Results: The simulated trajectory of CDR-SB closely aligned with the trajectory observed in the clinical trial placebo group. Total lifetime value of donanemab in the Baseline Treatment scenario relative to Status Quo was $113,000 per treated individual. Total lifetime value in the Earlier Treatment scenario was $151,000, representing a 34% increase in value resulting from two-year earlier treatment initiation. Gains in patient quality of life were the largest source of value (55%-56%), followed by reductions in caregiving costs (20%), reductions in medical costs (17%-18%), gains in quality of life of care partners (5%), and higher lifetime earnings (1%). Reductions in medical costs were driven by 12%-16% reductions in annualized Medicaid spending, stemming from significantly lower nursing home use with 0.7 and 0.9 more years spent living in the community in the Baseline and Earlier Treatment scenarios, respectively. In analyses varying the treatment effect magnitude (rate of slowing) and persistence, the gains that resulted from innovations improving these two parameters were compounded when combined with earlier treatment. In additional analyses, scenarios initiating treatment at symptom onset and presymptomatic stages resulted in nearly triple the total value compared to Baseline Treatment, depending on treatment effect assumptions.

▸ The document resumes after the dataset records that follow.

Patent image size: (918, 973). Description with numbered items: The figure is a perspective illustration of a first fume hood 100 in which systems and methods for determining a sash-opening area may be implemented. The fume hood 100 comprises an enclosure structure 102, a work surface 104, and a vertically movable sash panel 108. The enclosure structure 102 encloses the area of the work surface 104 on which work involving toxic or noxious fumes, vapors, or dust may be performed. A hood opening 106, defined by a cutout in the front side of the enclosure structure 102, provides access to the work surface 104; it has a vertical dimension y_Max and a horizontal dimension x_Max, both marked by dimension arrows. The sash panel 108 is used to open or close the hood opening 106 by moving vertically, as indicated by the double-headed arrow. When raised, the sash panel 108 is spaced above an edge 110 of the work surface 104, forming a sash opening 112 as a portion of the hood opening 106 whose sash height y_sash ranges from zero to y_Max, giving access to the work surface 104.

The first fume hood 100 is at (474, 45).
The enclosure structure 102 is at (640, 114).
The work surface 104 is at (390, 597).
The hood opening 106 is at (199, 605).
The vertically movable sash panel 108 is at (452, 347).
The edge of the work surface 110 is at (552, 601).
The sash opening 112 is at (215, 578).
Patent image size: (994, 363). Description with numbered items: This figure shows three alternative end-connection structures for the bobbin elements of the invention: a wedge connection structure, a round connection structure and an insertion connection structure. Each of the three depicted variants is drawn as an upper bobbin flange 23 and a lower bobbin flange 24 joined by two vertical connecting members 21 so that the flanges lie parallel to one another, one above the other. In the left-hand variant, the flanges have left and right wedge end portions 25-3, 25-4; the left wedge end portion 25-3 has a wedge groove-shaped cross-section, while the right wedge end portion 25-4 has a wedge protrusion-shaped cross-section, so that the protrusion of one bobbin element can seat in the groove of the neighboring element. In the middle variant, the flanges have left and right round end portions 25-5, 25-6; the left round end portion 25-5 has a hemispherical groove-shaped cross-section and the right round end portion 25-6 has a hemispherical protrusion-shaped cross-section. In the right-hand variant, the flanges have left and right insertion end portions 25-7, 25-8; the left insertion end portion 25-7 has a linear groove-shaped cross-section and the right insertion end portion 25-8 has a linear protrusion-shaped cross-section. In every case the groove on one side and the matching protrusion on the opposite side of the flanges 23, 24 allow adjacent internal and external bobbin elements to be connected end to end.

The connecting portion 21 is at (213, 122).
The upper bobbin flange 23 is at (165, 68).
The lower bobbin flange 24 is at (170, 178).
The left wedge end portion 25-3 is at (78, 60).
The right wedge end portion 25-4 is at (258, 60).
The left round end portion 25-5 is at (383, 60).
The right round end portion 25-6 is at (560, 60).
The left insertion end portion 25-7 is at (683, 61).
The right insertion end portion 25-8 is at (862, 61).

Conclusion: With current anti-amyloid therapies and screening technology, we estimate there is substantial societal value to be gained from improving monitoring and treatment initiation timing. Back of the envelope calculations suggest that, for the 12.7 million Americans projected to be living with AD in 2050,³ donanemab-like treatment could generate up to $1.4 trillion in total lifetime value if administered as in the clinical trial and $1.9 trillion if initiated just two years earlier; the availability of earlier treatments targeting the presymptomatic stage could further increase value up to $3.9 trillion.

Keywords: health economics, societal value, microsimulation, anti-amyloid therapy

Disclosures: The USC Schaeffer Center for Health Policy & Economics received funding from Lilly; the authors retained full control of research design, analyses, and conclusions. Dr. Chapel is supported by the USC Schaeffer Center—which receives funding from foundations, government agencies, individuals, and corporations, including Lilly—and grants from NIH. Dr. Aisen has research grants from NIH, the Alzheimer’s Association, Lilly and Eisai, and consults with Merck, Roche, Genentech, Abbvie, Biogen, ImmunoBrain Checkpoint, AltPep, Bristol Myers Squibb, Johnson&Johnson, New Amsterdam and Neurimmune. In the last three years, Dr. Goldman reports grants from American Heart Association, Alexion, Amgen, Biomarin, Blue Cross Blue Shield of Arizona, Blue Cross Blue Shield of Massachusetts, BrightFocus, Bristol Myers Squibb, California Hospital Association, Cedars-Sinai Health System, Charles Koch Foundation, CommonSpirit, Edwards Lifesciences, Gates Ventures, Genentech, Gilead Sciences, Incyte, Johnson & Johnson, Lilly, National Institute on Aging, National Institute of Diabetes and Digestive and Kidney Diseases, Novartis, Pfizer, RA Capital, and Roche; personal fees from Edwards Lifesciences, and GRAIL. He is a co-founder of EntityRisk and holds equity in the company.

References:

1. Sims JR, Zimmer JA, Evans CD, et al. Donanemab in Early Symptomatic Alzheimer Disease: The TRAILBLAZER-ALZ 2 Randomized Clinical Trial. JAMA. 2023;330(6):512. doi:10.1001/jama.2023.13239
2. Dyck CH van, Swanson CJ, Aisen P, et al. Lecanemab in Early Alzheimer’s Disease. N Engl J Med. 2023;388(1):9-21. doi:10.1056/NEJMoa2212948
3. Alzheimer’s Association. 2025 Alzheimer’s Disease Facts and Figures. Alzheimers Dement. 2025;21(5).

Key takeaway message: Earlier initiation of anti-amyloid therapy, consistent with improved monitoring of cognition and biomarkers, could substantially increase the long-term societal value of treatment.